J'aurais voulu épargner à mes lecteurs l'effort auquel oblige l'orthographe du XVIe siècle. Elle n'est pas seulement différente de la nôtre: elle est incohérente, parce que personnelle. On ne peut pas parler de faute et d'ignorance quand il n'y a pas encore de règle établie. Les imprimeurs naturellement tendent à l'uniformité, mais ils n'ont d'action directe que sur les écrivains et les rédacteurs de papiers publics. Le reste, c'est-à-dire à peu près tout le monde, écrit à sa guise, d'après le souvenir imprécis de ses yeux ou de ses oreilles, et quelquefois, dans la même page ou dans la même phrase le même mot se présente figuré de deux ou trois manières. Aussi les publications d'inédit de notre temps ont un aspect d'autant plus rébarbatif qu'elles sont en général plus consciencieuses et plus fidèles. Ajoutons que, pour augmenter la bigarrure, les minutes étant souvent perdues, il ne reste que des copies faites plusieurs années ou même un siècle après par des gens qui dénaturaient à la mode de leur époque l'orthographe du modèle. J'avais pensé d'abord à corriger tous ces textes et à les ramener à une forme commune, mais quelle forme? Celle de mon choix, puisqu'au XVIe siècle il n'y en a point d'universellement admise. Mais je ne me suis pas senti le courage, n'étant pas grammairien, de prendre une pareille responsabilité. J'ai donc reproduit les textes tels qu'ils se rencontraient dans les meilleures éditions dont je me suis servi. C'est un habit d'arlequin, j'en conviens, mais il n'en faut accuser que la diversité des temps et des personnes. Quant à la graphie de Catherine, elle est parfois si purement phonétique, que j'ai été obligé, pour comprendre certains passages, de les lire à haute voix au lieu de les parcourir des yeux. Le mélange de sons et de mots italiens la fait paraître encore plus étrange. J'ai, pour la clarté du sens, modernisé ou francisé entre parenthèses ce qui me paraissait inintelligible. Et même dans les citations les plus longues, quand les obscurités abondaient trop, j'ai pris le parti de reproduire l'original et d'en donner en note--le mot n'est qu'un peu fort--une traduction.

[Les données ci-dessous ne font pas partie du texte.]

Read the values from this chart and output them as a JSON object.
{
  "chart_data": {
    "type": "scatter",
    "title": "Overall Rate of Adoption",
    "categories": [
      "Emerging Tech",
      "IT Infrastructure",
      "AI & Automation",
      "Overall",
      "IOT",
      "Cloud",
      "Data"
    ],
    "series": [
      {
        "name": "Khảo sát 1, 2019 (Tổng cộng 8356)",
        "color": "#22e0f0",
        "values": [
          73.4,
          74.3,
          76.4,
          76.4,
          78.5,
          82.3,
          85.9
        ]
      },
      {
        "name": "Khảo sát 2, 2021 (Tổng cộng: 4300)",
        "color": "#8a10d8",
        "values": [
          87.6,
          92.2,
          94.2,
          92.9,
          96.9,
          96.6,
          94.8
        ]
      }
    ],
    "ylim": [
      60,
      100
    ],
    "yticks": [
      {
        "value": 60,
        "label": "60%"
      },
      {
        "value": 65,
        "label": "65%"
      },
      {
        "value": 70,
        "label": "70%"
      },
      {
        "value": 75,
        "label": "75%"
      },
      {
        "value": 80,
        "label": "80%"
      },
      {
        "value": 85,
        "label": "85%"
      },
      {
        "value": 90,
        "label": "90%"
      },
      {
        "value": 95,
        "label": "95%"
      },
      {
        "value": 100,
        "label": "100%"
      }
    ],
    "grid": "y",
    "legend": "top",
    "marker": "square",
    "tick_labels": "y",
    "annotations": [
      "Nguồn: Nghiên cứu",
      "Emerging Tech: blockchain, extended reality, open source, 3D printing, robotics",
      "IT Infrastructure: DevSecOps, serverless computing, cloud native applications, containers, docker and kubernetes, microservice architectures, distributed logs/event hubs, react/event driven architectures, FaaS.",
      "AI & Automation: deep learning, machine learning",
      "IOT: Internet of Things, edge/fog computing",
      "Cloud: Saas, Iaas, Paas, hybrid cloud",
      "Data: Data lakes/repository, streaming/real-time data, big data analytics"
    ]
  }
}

Il est probable que j'ai commis dans le récit des événements des erreurs de dates ou de faits (sans parler des fautes d'impression), mais je ne crois pas qu'il y en ait d'essentielles et qui infirment mes conclusions, et c'est là ce qui importe. Assurément il vaut mieux être exact jusqu'à la minutie, mais, outre qu'il n'est pas toujours facile de mettre d'accord les contemporains et qu'il faut choisir quelquefois, sans contrôle possible, entre différentes indications chronologiques et historiques, il est inévitable que l'auteur, en un si long effort, soit sujet à quelques défaillances. Se tromper d'un ou même de plusieurs jours et sur certains détails, le mal n'est pas bien grand quand l'ordre des événements n'est pas interverti et que l'effet n'est pas pris pour la cause ou réciproquement. Ce sont peccadilles qui paraîtront, je l'espère, pardonnables surtout à ceux qui auront le plaisir de les relever.
Je m'excuse enfin de n'avoir pas joint à cette courte biographie une bibliographie très complète; il y faudrait celle des trois quarts du XVIe siècle. Je me suis borné à indiquer en tête du volume, et surtout au bas des pages, les recueils de documents et les livres dont je me suis le plus servi. Je renvoie pour les autres, c'est-à-dire pour le plus grand nombre, à l'Histoire de France de Lavisse, t. V. 2 et t. VI. 1[1]. On y trouvera catalogués à leur place les ouvrages que j'ai consultés ou suivis pour le récit général des faits, sans avoir pris toujours la peine de les citer à nouveau. Mais je n'ai pas manqué de dire et même de redire mes références toutes les fois qu'il s'agissait de rectifier une erreur ou d'établir une vérité dans la vie, le rôle et le gouvernement de Catherine de Médicis.
[Note 1: ][(retour) ] On trouvera la plupart des indications bio-bibliographiques réunies dans le Manuel de Bibliographie biographique et d'iconographie des Femmes célèbres, par un vieux bibliophile, (Ungherini), 1892. Turin-Paris, Col. 133-135;--Supplément (1900), Col. 94-95;--Second et dernier supplément (1905). Col. 39-40.